Dengan tanaman yang lebih sehat, kebutuhan pestisida ikut berkurang. “Penggunaan pestisida juga menurun. Kita bisa lihat di musim hujan ini, tanamannya lebih sehat,” lanjutnya. Bagi petani di daerah lembap seperti Wonosobo, pengurangan intensitas penyemprotan menjadi poin penting, baik dari sisi biaya maupun kesehatan lingkungan.
Dari sisi logistik, benih biji juga dinilai lebih praktis. “Biji juga bisa disimpan lebih lama dan distribusinya lebih mudah. Tinggal dikemas, kemudian bisa dikirim ke luar daerah tanpa masalah,” kata Dr. Retno. Artinya, pasokan benih daun bawang tidak lagi terkunci di satu wilayah atau satu musim saja.
Masa Panen Lebih Panjang, Hasil Lebih Tinggi
Perubahan jenis benih tentu berdampak pada pola budidaya.

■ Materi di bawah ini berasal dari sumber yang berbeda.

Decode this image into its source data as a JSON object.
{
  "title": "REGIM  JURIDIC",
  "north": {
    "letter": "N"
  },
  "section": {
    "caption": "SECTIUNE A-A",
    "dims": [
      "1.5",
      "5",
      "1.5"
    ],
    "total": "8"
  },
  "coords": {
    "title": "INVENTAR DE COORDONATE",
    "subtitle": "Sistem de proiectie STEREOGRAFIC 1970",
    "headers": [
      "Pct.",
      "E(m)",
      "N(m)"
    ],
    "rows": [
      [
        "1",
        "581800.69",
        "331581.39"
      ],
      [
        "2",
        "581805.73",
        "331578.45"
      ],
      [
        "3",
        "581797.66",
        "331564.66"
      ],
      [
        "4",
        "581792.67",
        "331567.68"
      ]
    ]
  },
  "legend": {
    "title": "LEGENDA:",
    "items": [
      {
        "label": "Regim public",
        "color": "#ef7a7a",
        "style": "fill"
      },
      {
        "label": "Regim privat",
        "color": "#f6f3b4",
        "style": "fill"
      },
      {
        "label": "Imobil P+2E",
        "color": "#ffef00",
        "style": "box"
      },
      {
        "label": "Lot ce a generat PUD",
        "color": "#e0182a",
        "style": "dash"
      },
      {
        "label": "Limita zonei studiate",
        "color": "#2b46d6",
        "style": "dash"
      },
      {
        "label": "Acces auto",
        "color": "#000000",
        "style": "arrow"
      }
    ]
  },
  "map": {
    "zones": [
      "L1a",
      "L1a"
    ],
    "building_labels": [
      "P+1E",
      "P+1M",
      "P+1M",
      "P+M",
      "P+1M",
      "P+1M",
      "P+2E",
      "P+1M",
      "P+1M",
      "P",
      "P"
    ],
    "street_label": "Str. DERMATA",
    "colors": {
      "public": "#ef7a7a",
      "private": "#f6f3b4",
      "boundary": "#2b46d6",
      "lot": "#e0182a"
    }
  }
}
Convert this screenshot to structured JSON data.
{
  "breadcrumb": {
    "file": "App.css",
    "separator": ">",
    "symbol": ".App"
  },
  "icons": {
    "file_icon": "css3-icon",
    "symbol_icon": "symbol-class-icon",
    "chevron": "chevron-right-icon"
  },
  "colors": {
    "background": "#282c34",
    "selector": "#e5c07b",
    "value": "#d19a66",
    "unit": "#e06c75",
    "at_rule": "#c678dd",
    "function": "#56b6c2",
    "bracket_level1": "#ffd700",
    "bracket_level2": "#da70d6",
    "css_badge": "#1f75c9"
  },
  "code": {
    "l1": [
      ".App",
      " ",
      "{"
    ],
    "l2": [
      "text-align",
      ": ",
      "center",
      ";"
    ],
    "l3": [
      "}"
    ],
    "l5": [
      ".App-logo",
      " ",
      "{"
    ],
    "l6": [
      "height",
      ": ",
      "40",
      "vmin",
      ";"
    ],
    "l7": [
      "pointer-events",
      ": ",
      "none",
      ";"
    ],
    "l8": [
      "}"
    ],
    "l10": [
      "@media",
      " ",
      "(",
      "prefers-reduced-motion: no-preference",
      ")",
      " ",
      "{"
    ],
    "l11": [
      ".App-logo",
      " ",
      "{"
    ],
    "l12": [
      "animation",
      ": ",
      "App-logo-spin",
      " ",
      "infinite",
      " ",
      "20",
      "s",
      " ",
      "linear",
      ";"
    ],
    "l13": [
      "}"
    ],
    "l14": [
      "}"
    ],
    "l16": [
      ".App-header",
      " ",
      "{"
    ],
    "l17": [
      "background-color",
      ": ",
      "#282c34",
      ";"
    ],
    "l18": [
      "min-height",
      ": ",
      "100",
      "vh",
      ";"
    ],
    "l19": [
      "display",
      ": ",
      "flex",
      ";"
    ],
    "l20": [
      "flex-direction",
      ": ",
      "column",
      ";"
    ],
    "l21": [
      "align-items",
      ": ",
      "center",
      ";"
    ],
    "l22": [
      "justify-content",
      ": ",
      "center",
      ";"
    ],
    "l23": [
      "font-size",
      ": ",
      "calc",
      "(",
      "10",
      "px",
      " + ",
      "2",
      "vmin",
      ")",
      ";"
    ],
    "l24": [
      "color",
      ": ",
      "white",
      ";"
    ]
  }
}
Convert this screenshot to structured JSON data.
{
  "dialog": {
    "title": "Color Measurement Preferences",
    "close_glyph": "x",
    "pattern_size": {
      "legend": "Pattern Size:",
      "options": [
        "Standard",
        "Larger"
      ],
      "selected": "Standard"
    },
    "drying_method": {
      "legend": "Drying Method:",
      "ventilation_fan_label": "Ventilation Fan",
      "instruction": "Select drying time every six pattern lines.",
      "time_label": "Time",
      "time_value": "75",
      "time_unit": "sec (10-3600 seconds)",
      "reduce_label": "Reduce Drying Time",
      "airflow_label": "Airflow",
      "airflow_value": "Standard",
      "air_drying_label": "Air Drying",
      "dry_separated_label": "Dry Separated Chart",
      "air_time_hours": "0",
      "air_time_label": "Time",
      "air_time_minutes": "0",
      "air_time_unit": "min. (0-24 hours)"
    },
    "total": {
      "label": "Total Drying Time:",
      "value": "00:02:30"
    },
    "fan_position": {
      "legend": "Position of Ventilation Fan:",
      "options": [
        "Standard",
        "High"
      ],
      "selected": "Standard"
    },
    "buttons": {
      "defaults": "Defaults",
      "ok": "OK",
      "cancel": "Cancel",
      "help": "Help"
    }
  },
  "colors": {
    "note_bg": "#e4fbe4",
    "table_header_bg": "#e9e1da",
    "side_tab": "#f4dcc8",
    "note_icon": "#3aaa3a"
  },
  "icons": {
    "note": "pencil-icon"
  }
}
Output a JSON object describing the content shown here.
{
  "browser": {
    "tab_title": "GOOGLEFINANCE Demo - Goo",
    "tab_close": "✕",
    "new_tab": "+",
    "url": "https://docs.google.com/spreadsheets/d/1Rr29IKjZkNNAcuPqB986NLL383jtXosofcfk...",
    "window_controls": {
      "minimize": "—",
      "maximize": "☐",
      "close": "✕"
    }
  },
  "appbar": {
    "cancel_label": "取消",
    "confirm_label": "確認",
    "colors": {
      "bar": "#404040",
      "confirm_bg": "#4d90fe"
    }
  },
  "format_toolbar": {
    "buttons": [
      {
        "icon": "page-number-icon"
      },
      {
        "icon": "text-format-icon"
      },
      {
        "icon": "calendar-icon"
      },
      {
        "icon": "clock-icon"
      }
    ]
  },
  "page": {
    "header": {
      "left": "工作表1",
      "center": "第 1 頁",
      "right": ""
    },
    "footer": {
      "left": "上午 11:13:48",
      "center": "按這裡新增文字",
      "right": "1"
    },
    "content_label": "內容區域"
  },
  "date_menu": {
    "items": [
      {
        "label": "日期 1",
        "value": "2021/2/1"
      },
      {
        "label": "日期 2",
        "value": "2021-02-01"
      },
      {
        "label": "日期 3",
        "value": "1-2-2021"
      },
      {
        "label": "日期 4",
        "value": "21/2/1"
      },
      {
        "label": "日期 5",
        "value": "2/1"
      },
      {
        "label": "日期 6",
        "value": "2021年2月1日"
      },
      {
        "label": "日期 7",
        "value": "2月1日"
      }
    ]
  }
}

Saat ditanya soal lama masa panen, Dr. Retno tidak menutup-nutupi bahwa ada tambahan waktu di awal.
“Masa panennya memang lebih panjang karena ada waktu persemaian sekitar enam minggu,” jelasnya.
Dengan adanya fase persemaian, total waktu dari semai sampai panen memang lebih lama dibanding pola splitting. Namun, menurut dia, hal itu sepadan dengan hasil yang diperoleh. “Jadi total waktunya lebih lama, tetapi produktivitasnya lebih tinggi. Fleksibilitasnya juga lebih baik karena benih bisa disimpan lama, jadi ketika dibutuhkan tinggal pakai,” ujarnya.
Bagi petani, fleksibilitas ini membuka peluang mengatur waktu tanam mengikuti prakiraan cuaca maupun pergerakan harga di pasar. Petani tidak lagi sepenuhnya dikejar-kejar umur simpan benih seperti sebelumnya.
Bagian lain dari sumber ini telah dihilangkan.